Enterprises and Government: A possible dialogue
According to the proposal, a dynamic “Office for Innovation in CSR” in the US would help ensure that the federal government not only leads and assists the business sector to integrate the best practices in governance, transparency and management of environmental and social issues, but also that it incorporates this focus on sustainability throughout its own agencies. They suggest this office be based in the Domestic Policy Council, and work closely with the National Economic Council and the National Security Council to ensure appropriate inter-agency coordination on both the domestic and international fronts. In addition, they suggest that the leadership of this effort be comprised of staff with professional experience in corporate social responsibility approaches and an ability to forge partnerships between government agencies, and with the private sector.

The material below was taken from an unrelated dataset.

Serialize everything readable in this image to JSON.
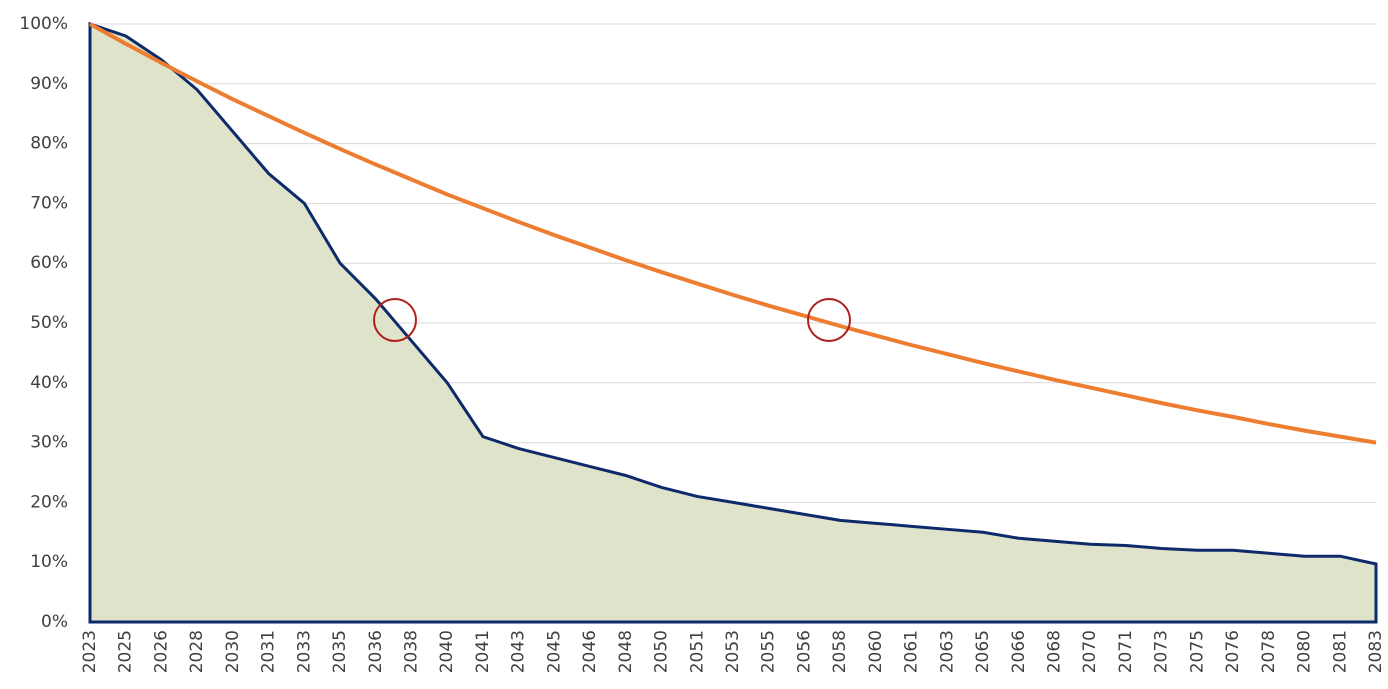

Certainly, there a number of cases that show that government is interested in promoting CSR. For example, in May 2008, the Danish government presented its action plan for Corporate Social Responsibility. The action plan contains a total of 30 initiatives in four key areas:
1. Propagating Business-driven Social Responsibility. The Danish Government wants to strengthen reporting on CSR by large businesses, and provide knowledge and tools for working with business-driven CSR based on internationally recognised principles (for instance, United Nations Global Compact).
2. Promoting Busines Social Responsibility through Government Activities. It also intends to heighten focus on social responsibility in connection with state purchasing, investments and state-owned public limited companies.
3. Corporate Sectors Climate Responsibility. It wants to underpin the active role of business in meeting global climate challenges, by reducing energy consumption and greenhouse gas emissions in their own and suppliers businesses.
4. Marketing Denmark for Responsible Growth. Finally, it wants to initiate targeted international marketing of Denmark as a centre of responsible growth. These activities aim at helping Danish businesses reap greater benefits from CSR work.
Currently, when uncertainties are part of a managers daily activities, the role of government in promoting CSR is stronger than in the past. This is why these initiatives are more important in a time of crisis.
However, some governments, instead of reinforcing CSR practices among businesses, are creating obstacles. For instance, nowhere is the gap between the public and private spheres more evident than in compliance systems for labour standards in developing countries. While national labour ministers dispatch official inspectors, global brands send in-house or external auditors to many of the same factories. Rarely do these two auditing systems intersect, especially lamentable because the two systems are pursuing the same basic goals: more stringent and worker-management remediation systems; and, better conditions for workers, their families and communities.
But who should convene this ministerial-brand dialogue? Pilot projects might begin at the national level in some cases. The International Labour Organization, with its tripartite government-employer-union governance structure, might play a useful umbrella role by enabling the sharing of information and exchange of best practices.
It is time for government and for global brands, and their organizations, to get out of their bunkers and engage in dialogue. Engagement between these actors is the natural step to avoid duplication of efforts, increase coverage of workers, share resources, enhance efficiencies and reduce costs. All of this tends to improve competitiveness among enterprises.